Additionally, President George W. Bush appointed Casden to serve on the Honorary Delegation to accompany him to Jerusalem for the celebration of the 60th anniversary of the State of Israel in May 2008.
In his final days as president, Bush appointed Casden to a five-year term on the U.S. Holocaust Memorial Council, which ended on January 15, 2011. The Memorial council helps oversee and run the United States Holocaust Memorial Museum

Casden is a loyal backer of Jewish causes, including Simon Wiesenthal Center's Museum of Tolerance. Casden also serves on the board of Yeshiva University in Los Angeles and was named a "friend of Jerusalem" for his service with the International committee of the Jerusalem 3000 celebration.

Casden has also received awards and appointed to honor his support of his local community, academic institutions, and real estate industry. Casden was awarded the Los Angeles County Leadership Award and Los Angeles Beautification Award, and serves on the Marshall School of Business board of advisors, Leventhal School of Accounting board of advisors and the advisory council of the Lusk Center for Real Estate.

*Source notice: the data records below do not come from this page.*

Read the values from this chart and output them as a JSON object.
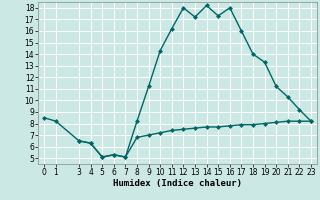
{
  "title": "",
  "xlabel": "Humidex (Indice chaleur)",
  "ylabel": "",
  "bg_color": "#cce8e4",
  "grid_color": "#ffffff",
  "line_color": "#006666",
  "line1_x": [
    0,
    1,
    3,
    4,
    5,
    6,
    7,
    8,
    9,
    10,
    11,
    12,
    13,
    14,
    15,
    16,
    17,
    18,
    19,
    20,
    21,
    22,
    23
  ],
  "line1_y": [
    8.5,
    8.2,
    6.5,
    6.3,
    5.1,
    5.3,
    5.1,
    8.2,
    11.2,
    14.3,
    16.2,
    18.0,
    17.2,
    18.2,
    17.3,
    18.0,
    16.0,
    14.0,
    13.3,
    11.2,
    10.3,
    9.2,
    8.2
  ],
  "line2_x": [
    3,
    4,
    5,
    6,
    7,
    8,
    9,
    10,
    11,
    12,
    13,
    14,
    15,
    16,
    17,
    18,
    19,
    20,
    21,
    22,
    23
  ],
  "line2_y": [
    6.5,
    6.3,
    5.1,
    5.3,
    5.1,
    6.8,
    7.0,
    7.2,
    7.4,
    7.5,
    7.6,
    7.7,
    7.7,
    7.8,
    7.9,
    7.9,
    8.0,
    8.1,
    8.2,
    8.2,
    8.2
  ],
  "xlim": [
    -0.5,
    23.5
  ],
  "ylim": [
    4.5,
    18.5
  ],
  "yticks": [
    5,
    6,
    7,
    8,
    9,
    10,
    11,
    12,
    13,
    14,
    15,
    16,
    17,
    18
  ],
  "xticks": [
    0,
    1,
    3,
    4,
    5,
    6,
    7,
    8,
    9,
    10,
    11,
    12,
    13,
    14,
    15,
    16,
    17,
    18,
    19,
    20,
    21,
    22,
    23
  ],
  "marker": "D",
  "markersize": 2.0,
  "linewidth": 1.0,
  "xlabel_fontsize": 6.5,
  "tick_fontsize": 5.5
}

==Professional organizations==
Casden is a member of the American Institute of Certified Public Accountants, California Society of Certified Public Accountants, a member of the advisory board of the National Multi-Family Housing Conference, Multi-Family Housing Council, President's Council of the California Building Industry Association and Urban Land Institute.

==Personal life==
Casden is married to Susan Dedmon Casden and has five children.
He lives in Beverly Hills, California.